Une pierre de plus dans la construction délicate de la validité des engagements de non-concurrence liant les cédants d’entreprises et dont les missions se poursuivent postérieurement à la cession de leurs parts.
Tant que le cédant reste simple associé, la clause de non-concurrence ne pose généralement pas de difficulté, à condition d’être limitée dans le temps et l’espace, et proportionnée à la protection des intérêts légitimes de l’acquéreur.
La situation se complique lorsque le cédant devient salarié de la société cédée, souvent pour accompagner la transition. La chambre commerciale de la Cour de cassation l’a rappelé dans un arrêt du 17 septembre 2025 : un associé ayant cédé ses parts avait signé un premier acte de cession avec une clause de non-concurrence, puis un acte réitératif quelques jours plus tard, rendant caducs les engagements précédents. A cette occasion, il devenait salarié, sans clause de non-concurrence dans son contrat de travail. Poursuivi par la société pour avoir créé une activité concurrente après sa démission quelques mois plus tard, il soutenait que, devenu salarié au moment de la signature de l’acte réitératif, la clause de non-concurrence était nulle, faute de contrepartie financière. Cette position est retenue par la Cour de cassation, qui confirme la nullité de la clause de non-concurrence prévue par l’acte réitératif, en considérant que le cédant avait la qualité de salarié au jour de la signature de celui-ci.
En effet, une clause de non-concurrence applicable à un salarié doit impérativement être limitée dans le temps et l’espace, proportionnée aux intérêts à protéger, et assortie d’une contrepartie financière. Ce principe s’applique même si la clause figure dans un pacte d’actionnaires ou un acte de cession. A défaut, la clause est nulle.
Comment sécuriser l’engagement de non-concurrence du cédant ?
Prévoir une clause rémunérée aurait assuré sa validité.
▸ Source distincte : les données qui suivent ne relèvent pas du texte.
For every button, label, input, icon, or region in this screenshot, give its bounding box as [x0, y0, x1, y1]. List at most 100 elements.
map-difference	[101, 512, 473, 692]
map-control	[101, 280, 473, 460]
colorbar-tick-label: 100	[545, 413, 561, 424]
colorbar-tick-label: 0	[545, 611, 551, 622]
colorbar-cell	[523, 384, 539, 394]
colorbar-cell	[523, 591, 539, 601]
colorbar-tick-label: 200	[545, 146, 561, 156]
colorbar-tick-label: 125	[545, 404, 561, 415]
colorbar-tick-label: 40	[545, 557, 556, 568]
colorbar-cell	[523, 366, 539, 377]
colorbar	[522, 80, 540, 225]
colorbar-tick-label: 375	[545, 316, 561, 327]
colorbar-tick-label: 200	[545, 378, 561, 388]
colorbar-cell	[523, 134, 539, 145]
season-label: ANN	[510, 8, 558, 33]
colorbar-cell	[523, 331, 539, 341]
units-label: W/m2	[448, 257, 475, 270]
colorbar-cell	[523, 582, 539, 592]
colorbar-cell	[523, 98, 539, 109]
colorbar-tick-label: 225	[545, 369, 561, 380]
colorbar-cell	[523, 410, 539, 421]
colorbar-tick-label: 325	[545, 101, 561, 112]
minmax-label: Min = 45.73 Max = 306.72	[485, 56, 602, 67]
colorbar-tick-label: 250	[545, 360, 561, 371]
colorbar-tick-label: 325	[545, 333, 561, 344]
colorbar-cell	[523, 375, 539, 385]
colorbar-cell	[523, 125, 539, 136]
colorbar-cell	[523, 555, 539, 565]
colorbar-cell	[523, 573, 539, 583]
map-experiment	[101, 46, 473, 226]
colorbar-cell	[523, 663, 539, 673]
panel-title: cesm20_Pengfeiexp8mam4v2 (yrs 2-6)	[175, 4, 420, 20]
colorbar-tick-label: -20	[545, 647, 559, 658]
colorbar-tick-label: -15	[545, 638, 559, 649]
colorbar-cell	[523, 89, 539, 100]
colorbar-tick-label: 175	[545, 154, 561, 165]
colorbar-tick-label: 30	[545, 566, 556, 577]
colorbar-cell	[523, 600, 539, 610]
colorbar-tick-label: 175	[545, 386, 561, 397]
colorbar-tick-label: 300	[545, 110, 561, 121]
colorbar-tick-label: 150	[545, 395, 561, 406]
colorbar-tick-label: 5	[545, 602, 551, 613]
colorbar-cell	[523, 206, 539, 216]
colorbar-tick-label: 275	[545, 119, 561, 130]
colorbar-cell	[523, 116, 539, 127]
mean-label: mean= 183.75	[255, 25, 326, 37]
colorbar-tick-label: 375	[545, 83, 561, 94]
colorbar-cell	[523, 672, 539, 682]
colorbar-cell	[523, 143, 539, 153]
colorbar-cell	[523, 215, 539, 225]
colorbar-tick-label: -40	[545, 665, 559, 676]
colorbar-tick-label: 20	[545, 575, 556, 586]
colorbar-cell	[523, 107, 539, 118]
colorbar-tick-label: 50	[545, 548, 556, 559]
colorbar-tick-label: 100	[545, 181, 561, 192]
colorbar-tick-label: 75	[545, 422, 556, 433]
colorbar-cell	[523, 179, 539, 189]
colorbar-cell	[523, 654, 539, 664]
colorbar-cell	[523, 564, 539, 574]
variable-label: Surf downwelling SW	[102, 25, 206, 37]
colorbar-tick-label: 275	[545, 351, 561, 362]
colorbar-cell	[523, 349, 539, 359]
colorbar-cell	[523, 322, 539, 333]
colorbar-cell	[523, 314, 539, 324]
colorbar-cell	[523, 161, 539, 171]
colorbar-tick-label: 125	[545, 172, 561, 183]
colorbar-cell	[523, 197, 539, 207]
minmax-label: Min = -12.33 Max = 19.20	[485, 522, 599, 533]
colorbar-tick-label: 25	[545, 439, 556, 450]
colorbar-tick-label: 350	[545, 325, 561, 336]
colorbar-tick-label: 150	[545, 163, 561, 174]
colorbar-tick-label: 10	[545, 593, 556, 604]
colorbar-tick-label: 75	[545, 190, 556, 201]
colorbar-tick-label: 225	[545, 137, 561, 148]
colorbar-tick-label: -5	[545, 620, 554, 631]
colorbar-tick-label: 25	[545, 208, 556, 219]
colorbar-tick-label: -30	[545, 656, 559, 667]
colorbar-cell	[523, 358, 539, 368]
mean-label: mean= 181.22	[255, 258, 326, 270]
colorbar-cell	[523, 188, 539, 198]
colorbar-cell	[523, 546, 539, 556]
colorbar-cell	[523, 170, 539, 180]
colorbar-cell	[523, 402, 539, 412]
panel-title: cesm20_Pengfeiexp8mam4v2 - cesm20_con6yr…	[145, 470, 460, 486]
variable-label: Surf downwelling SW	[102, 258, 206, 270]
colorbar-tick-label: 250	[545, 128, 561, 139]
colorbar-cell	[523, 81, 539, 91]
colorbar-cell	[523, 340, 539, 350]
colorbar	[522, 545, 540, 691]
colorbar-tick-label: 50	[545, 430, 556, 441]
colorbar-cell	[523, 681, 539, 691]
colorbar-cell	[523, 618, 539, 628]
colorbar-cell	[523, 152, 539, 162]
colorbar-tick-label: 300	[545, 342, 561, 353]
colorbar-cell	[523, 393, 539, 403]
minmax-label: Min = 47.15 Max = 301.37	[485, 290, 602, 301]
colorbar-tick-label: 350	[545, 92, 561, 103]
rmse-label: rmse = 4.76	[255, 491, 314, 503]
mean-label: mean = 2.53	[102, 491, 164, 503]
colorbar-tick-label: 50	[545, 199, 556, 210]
Néanmoins, l’acquéreur estime fréquemment que le prix de cession des titres inclut déjà l’engagement de non-concurrence du cédant. Il reste toutefois possible de le sécuriser sans coût supplémentaire.
La nullité aurait pu en effet être évitée si le contrat de travail avait été signé et avait pris effet postérieurement à l’acte prévoyant l’engagement de non-concurrence. C’est ainsi qu’en 2021, la Cour de cassation a validé la clause de non-concurrence d’un cédant dont le contrat de travail, annoncé dans l’acte de cession, n’avait été signé que deux jours après. Prudence toutefois, car, en droit du travail, la promesse d’embauche vaut contrat de travail : il convient donc de ne pas détailler tous les éléments essentiels du futur contrat dans l’acte de cession.
Une autre option peut être envisagée dans certaines hypothèses : nommer le cédant en tant que dirigeant mandataire social. Le mandataire social, sous réserve qu’il n’ait pas par ailleurs également la qualité de salarié (y compris sous la forme d’un ancien contrat de travail suspendu), peut être soumis à un engagement de non-concurrence sans contrepartie financière.
Une protection reste possible
D’autres voies d’action restent ouvertes. L’acquéreur aurait pu, même en dehors d’engagement spécifique de non-concurrence, invoquer la garantie légale d’éviction prévue à l’article 1626 du Code civil, selon laquelle le cédant doit s’abstenir de tout acte susceptible de nuire à la jouissance paisible des droits cédés, notamment en s’abstenant de concurrencer l’activité de la société. Cette obligation, qui découle de la loi, doit elle-même rester proportionnée et, en pratique, limitée dans son champ d’application et sa durée.
Par ailleurs, la nullité d’une clause de non-concurrence n’empêche pas d’agir contre l’ancien salarié associé sur le fondement de la concurrence déloyale, si ce dernier commet des actes portant préjudice à la société.
En anticipant la portée, les modalités et le calendrier de mise en œuvre d’une clause de non‑concurrence, les parties se placent dans des conditions plus favorables à une cession de droits sociaux apaisée et lisible, en limitant les zones d’incertitude et, partant, les risques de futurs contentieux.